Tant de bruit voor een meisje dat al tweeëndertig jaar
lang Zus wordt genoemd.
Hij keek naar de rug van zijn dochter. Van achteren zag ze er goed uit. Maar aan
de voorkant zat die neus. Mijn neus, dacht de man grimmig, en vaders neus. En de
neus van mijn broers.
Hij voelde een rancune jegens zijn geslacht dat al eeuwen, via het blijkbaar
nooit vervelende spel der voortplanting, telkens nieuwe, onschuldige mensen
opzadelde met een schertskokkerd, waaraan je zonder moeite je hoed kon ophangen.
Lang geleden, toen Zus nog kleuterde, was haar neusje klein en sierlijk. Dat gaf
hoop. Maar op een vreselijke dag begon het, onder regie van het familiespook,
toch uit te groeien tot de gebruikelijke kapstok.
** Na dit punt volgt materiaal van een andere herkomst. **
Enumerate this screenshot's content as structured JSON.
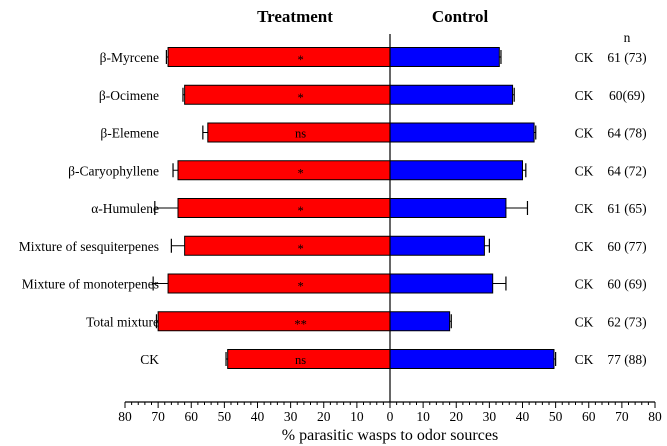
{
  "chart_data": {
    "type": "bar",
    "orientation": "horizontal-diverging",
    "left_header": "Treatment",
    "right_header": "Control",
    "n_header": "n",
    "xlabel": "% parasitic wasps to odor sources",
    "xlim": [
      -80,
      80
    ],
    "tick_labels": [
      "80",
      "70",
      "60",
      "50",
      "40",
      "30",
      "20",
      "10",
      "0",
      "10",
      "20",
      "30",
      "40",
      "50",
      "60",
      "70",
      "80"
    ],
    "categories": [
      "β-Myrcene",
      "β-Ocimene",
      "β-Elemene",
      "β-Caryophyllene",
      "α-Humulene",
      "Mixture of sesquiterpenes",
      "Mixture of monoterpenes",
      "Total mixture",
      "CK"
    ],
    "series": [
      {
        "name": "Treatment",
        "color": "#ff0000",
        "values": [
          67,
          62,
          55,
          64,
          64,
          62,
          67,
          70,
          49
        ],
        "errors": [
          0.5,
          0.5,
          1.5,
          1.5,
          7,
          4,
          4.5,
          0.5,
          0.5
        ]
      },
      {
        "name": "Control",
        "color": "#0000ff",
        "values": [
          33,
          37,
          43.5,
          40,
          35,
          28.5,
          31,
          18,
          49.5
        ],
        "errors": [
          0.5,
          0.5,
          0.5,
          1,
          6.5,
          1.5,
          4,
          0.5,
          0.5
        ]
      }
    ],
    "significance": [
      "*",
      "*",
      "ns",
      "*",
      "*",
      "*",
      "*",
      "**",
      "ns"
    ],
    "control_labels": [
      "CK",
      "CK",
      "CK",
      "CK",
      "CK",
      "CK",
      "CK",
      "CK",
      "CK"
    ],
    "n_values": [
      "61 (73)",
      "60(69)",
      "64 (78)",
      "64 (72)",
      "61 (65)",
      "60 (77)",
      "60 (69)",
      "62 (73)",
      "77 (88)"
    ]
  }
}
‘En de voornamen van de bruidegom luiden Frederik Lodewijk...’
De man zag zijn schoonzoon en profil.
Die Fred, dacht hij, met een sombere glimlach. Bepááld een geval van typecasting.
Hij ís een oplichter en ziet er exact zo uit.
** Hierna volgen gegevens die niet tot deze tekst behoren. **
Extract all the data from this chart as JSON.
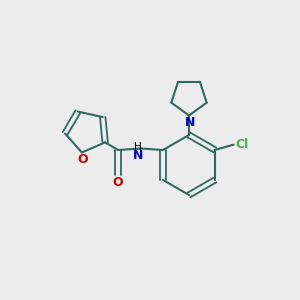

Terwijl de plechtigheid voortkabbelde keek hij even naar zijn vrouw. Een
trillende lip, natuurlijk, en tranen op komst. Zijn gevoelens kwamen
voornamelijk neer op walging.
Ik weet precies wat dit huwelijk inhoudt, dacht hij. Zus is vloeibaar van liefde.
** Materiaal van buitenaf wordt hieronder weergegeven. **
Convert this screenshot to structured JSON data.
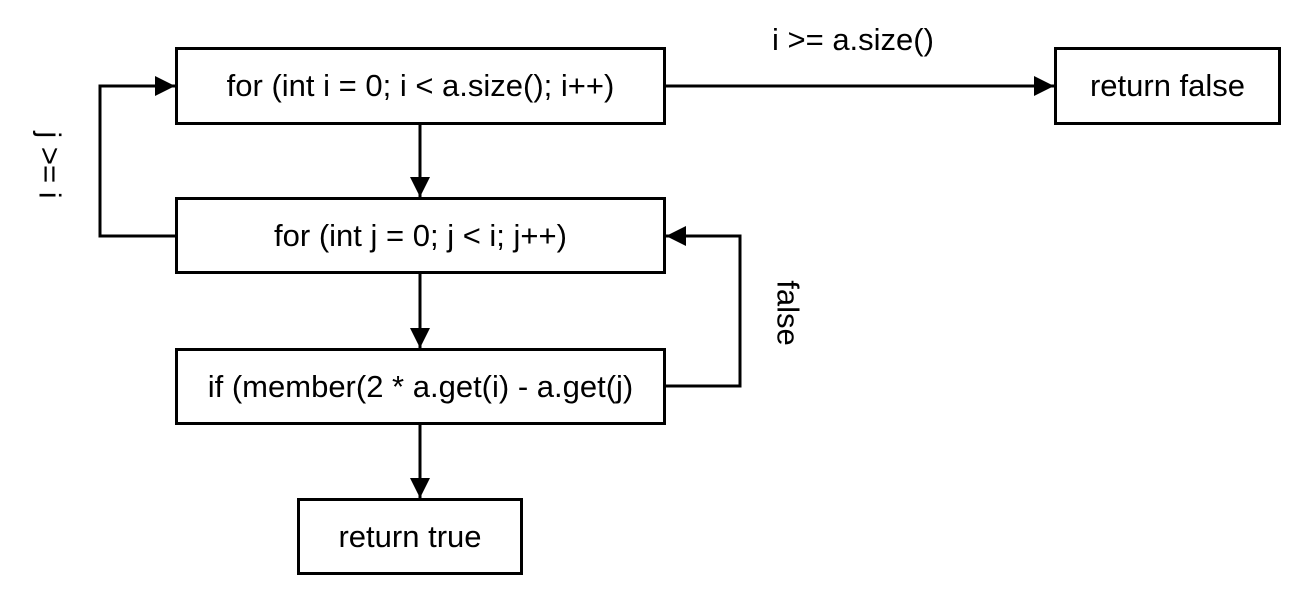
{
  "nodes": {
    "outer_loop": "for (int i = 0; i < a.size(); i++)",
    "inner_loop": "for (int j = 0; j < i; j++)",
    "condition": "if (member(2 * a.get(i) - a.get(j)",
    "return_true": "return true",
    "return_false": "return false"
  },
  "edge_labels": {
    "outer_exit": "i >= a.size()",
    "inner_exit": "j >= i",
    "condition_false": "false"
  },
  "colors": {
    "stroke": "#000000",
    "background": "#ffffff"
  }
}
En die jongen zal me geld aftappen. Goed, gelijk oversteken dan maar.
‘En nu, bruid en bruidegom, geeft elkander de rechterhand...’
Hoofdzaak was dat Zus er nu eindelijk een hád.
Hij dacht aan al dat hartverscheurende gedonderjaag, jarenlang. Haar capaciteit
voor onbeantwoorde liefdes was enorm, zodat er praktisch permanent een stemming
in huis hing of er een dierbare dode stond opgebaard.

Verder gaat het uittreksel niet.